По мере того как говорил И., Андреева все больше успокаивалась. Ее возбуждение гасло, лицо смягчалось и глаза теряли огненный блеск.
— Вы дали мне сейчас новое ощущение мира, доктор И. Я пойду сейчас работать по-иному, чем раньше. Мне кажется, что я поняла все, что Вы мне сказали. — Поклонившись нам, она ушла к себе.
Когда мы остались одни, И. спросил меня:
— Чувствуешь ли ты в себе еще сейчас ту силу, Левушка, которую ты ощущал в комнате Али?
— О, да. Сегодня я понимаю, что количество любви может стать любым качеством, любой энергией. И что такое любовь-Сила, я теперь понимаю.

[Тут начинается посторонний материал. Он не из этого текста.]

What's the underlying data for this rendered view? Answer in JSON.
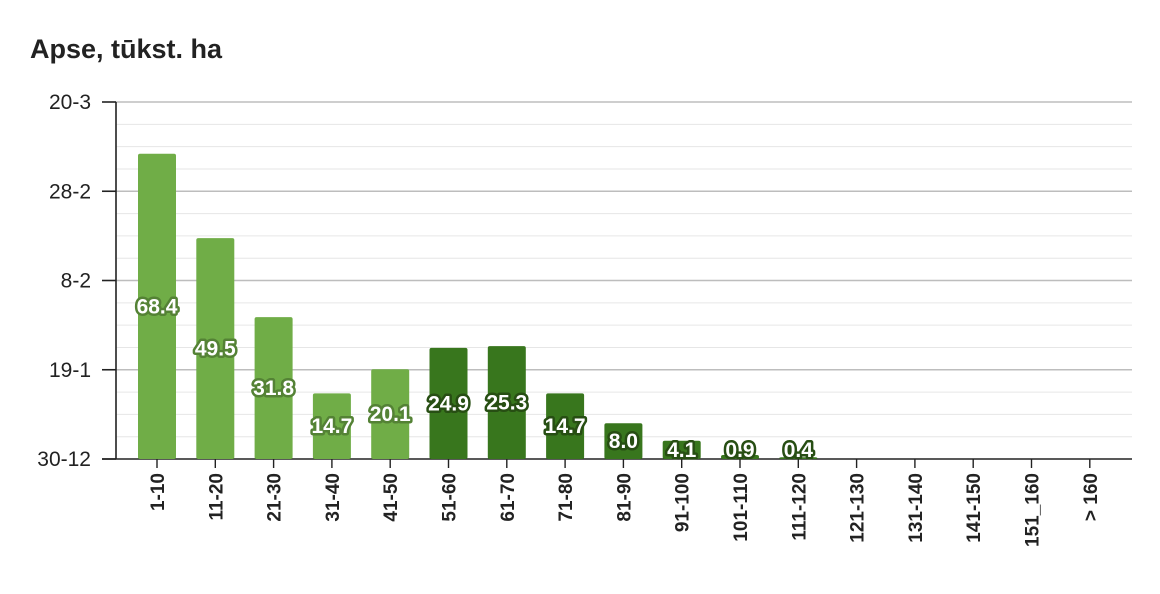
{
  "chart_data": {
    "type": "bar",
    "title": "Apse, tūkst. ha",
    "xlabel": "",
    "ylabel": "",
    "categories": [
      "1-10",
      "11-20",
      "21-30",
      "31-40",
      "41-50",
      "51-60",
      "61-70",
      "71-80",
      "81-90",
      "91-100",
      "101-110",
      "111-120",
      "121-130",
      "131-140",
      "141-150",
      "151_160",
      "> 160"
    ],
    "values": [
      68.4,
      49.5,
      31.8,
      14.7,
      20.1,
      24.9,
      25.3,
      14.7,
      8.0,
      4.1,
      0.9,
      0.4,
      null,
      null,
      null,
      null,
      null
    ],
    "value_labels": [
      "68.4",
      "49.5",
      "31.8",
      "14.7",
      "20.1",
      "24.9",
      "25.3",
      "14.7",
      "8.0",
      "4.1",
      "0.9",
      "0.4",
      "",
      "",
      "",
      "",
      ""
    ],
    "y_tick_labels": [
      "30-12",
      "19-1",
      "8-2",
      "28-2",
      "20-3"
    ],
    "ylim": [
      0,
      80
    ],
    "grid": true,
    "colors": {
      "light_green": "#70ad47",
      "dark_green": "#38761d",
      "light_outline": "#548235",
      "dark_outline": "#274e13"
    },
    "bar_color_groups": [
      "light",
      "light",
      "light",
      "light",
      "light",
      "dark",
      "dark",
      "dark",
      "dark",
      "dark",
      "dark",
      "dark",
      "dark",
      "dark",
      "dark",
      "dark",
      "dark"
    ]
  }
}
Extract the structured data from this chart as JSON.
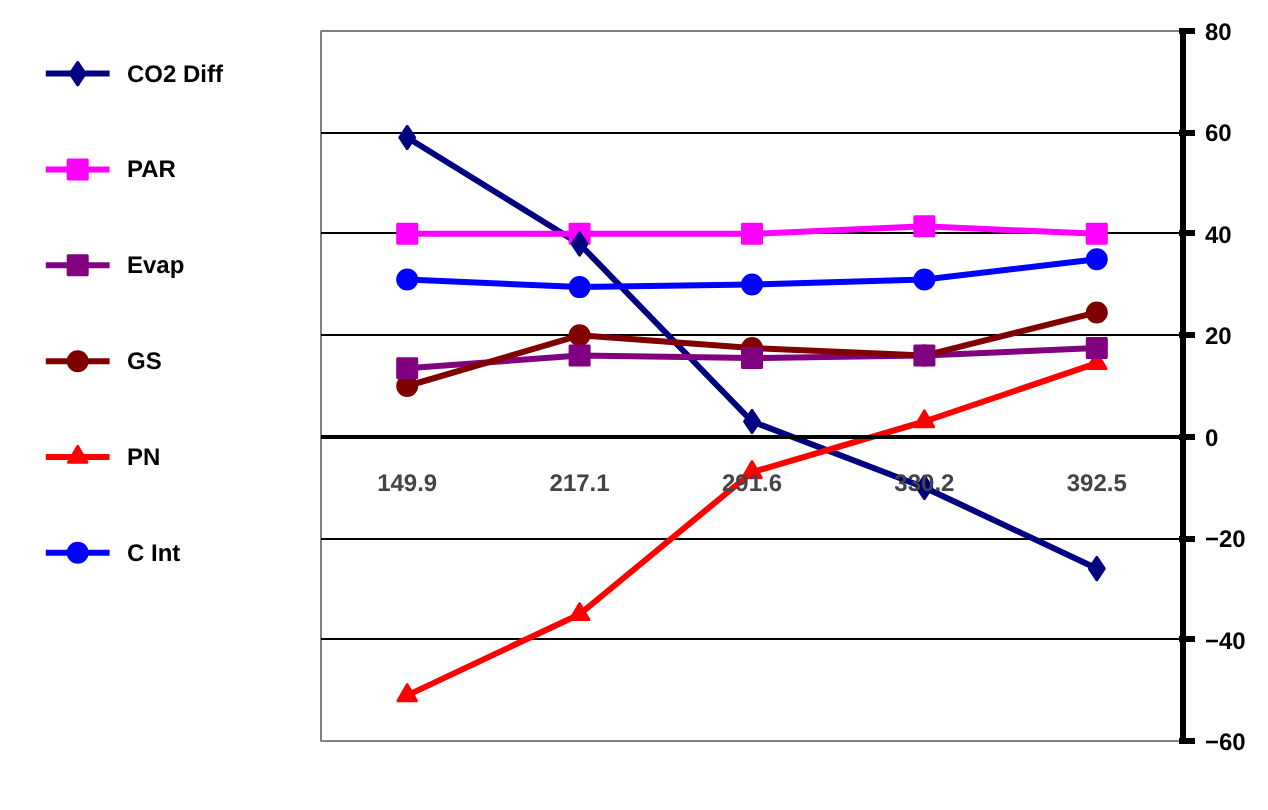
{
  "chart_data": {
    "type": "line",
    "categories": [
      "149.9",
      "217.1",
      "291.6",
      "330.2",
      "392.5"
    ],
    "series": [
      {
        "name": "CO2 Diff",
        "color": "#000080",
        "marker": "diamond",
        "values": [
          59,
          38,
          3,
          -10,
          -26
        ]
      },
      {
        "name": "PAR",
        "color": "#ff00ff",
        "marker": "square",
        "values": [
          40,
          40,
          40,
          41.5,
          40
        ]
      },
      {
        "name": "Evap",
        "color": "#800080",
        "marker": "square",
        "values": [
          13.5,
          16,
          15.5,
          16,
          17.5
        ]
      },
      {
        "name": "GS",
        "color": "#800000",
        "marker": "circle",
        "values": [
          10,
          20,
          17.5,
          16,
          24.5
        ]
      },
      {
        "name": "PN",
        "color": "#ff0000",
        "marker": "triangle",
        "values": [
          -51,
          -35,
          -7,
          3,
          14.5
        ]
      },
      {
        "name": "C Int",
        "color": "#0000ff",
        "marker": "circle",
        "values": [
          31,
          29.5,
          30,
          31,
          35
        ]
      }
    ],
    "ylim": [
      -60,
      80
    ],
    "yticks": [
      -60,
      -40,
      -20,
      0,
      20,
      40,
      60,
      80
    ],
    "grid": "y",
    "legend": "left"
  }
}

— Тогда пройдем к леди Бердран. Она уже оправилась настолько, что завтра я хочу ее выпустить из нашего корпуса снова в общение со всеми. И я хотел бы, чтобы ты в свой великий день счастья приветствовал ее выздоровление и передал ей часть своих чистейших вибраций, которыми пронизали тебя великие и милосердные труженики.
— Как я буду счастлив, И., дорогой, увидеть больную и передать ей часть своей радости, которая льется сегодня вокруг меня. Ваше присутствие поможет мне суметь найти язык и способ разделить мою радость с нею.